Senior Megan Won said she is excited to hear Powell speak at the graduation ceremony.
“Our generation is where technology has started to come in,” Won said. “His speech should be unique to our generation.”
Senior Annie Ortiz said she is interested in hearing Powell’s speech because he was a leader in the technology industry as it developed.
“He sounds like a man with a lot of foresight,” Oritz said. “It’s always interesting to hear from people who were leaders in a developing industry, because that means he was willing to think differently. It’ll be good to hear wisdom from Mr.
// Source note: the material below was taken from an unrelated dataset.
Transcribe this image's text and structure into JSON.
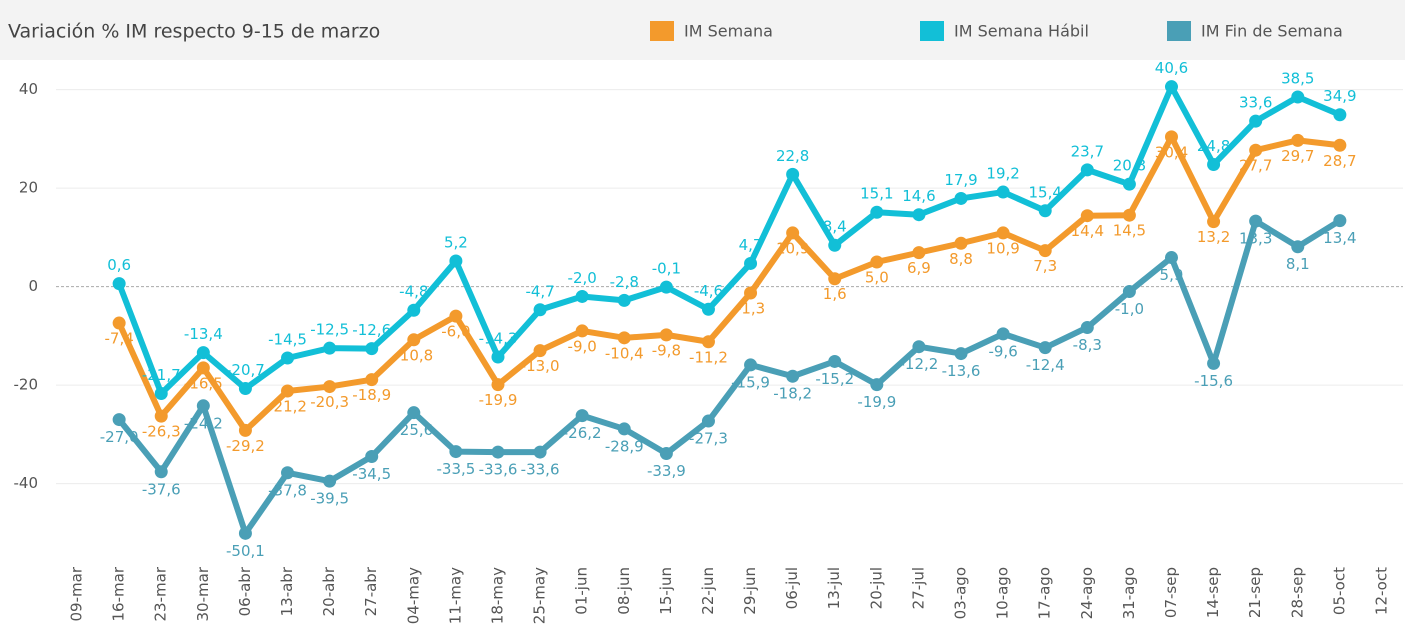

Powell, especially in the ways that he has been able to use it in his nonprofit efforts as well.”
Powell is also the son of retired four-star general Colin Powell.
Mitze explained how a speaker is chosen to speak at the commencement ceremony.
“The process of engaging a commencement speaker is complex and includes background research and approval by the board of regents,” Mitze wrote. “Once that is done, the president’s office reaches out to the individual to ascertain their interest and availability. Often we are turned down primarily due to busy schedules or a lack of strong connection to the University.”
Mitze wrote that the University is always looking for ideas and suggestions for commencement speakers from students, especially for speakers with a known relationship to the University.
Los Angeles County supervisor of the Fourth District Donald R. Knabe will deliver the commencement address and receive an honorary Doctor of Public Policy Degree at the School of Public Policy commencement ceremony.
Linda A. Klein, a distinguished attorney whose practice includes contract law, employment law and professional liability will receive an honorary Doctor of Laws degree during the School of Law ceremony.
Raymond W. Smith, founding partner of Arlington Capital Partners and former chair of Rothschild Continuation Investments and Verizon Ventures will receive an honorary Doctor of Business degree from the Graziadio School of Business and Management.
Los Angeles Unified School District Superintendent Michelle King (MS ’92) will deliver the commencement address and be presented with an honorary Doctor of Humane Letters degree during the Graduate School of Education and Psychology (Education) ceremony.
CEO of the Union Rescue Mission Rev. Andrew J. Bales will deliver the commencement address and be presented with an honorary Doctor of Laws degree during the Graduate School of Education and Psychology (Psychology) ceremony.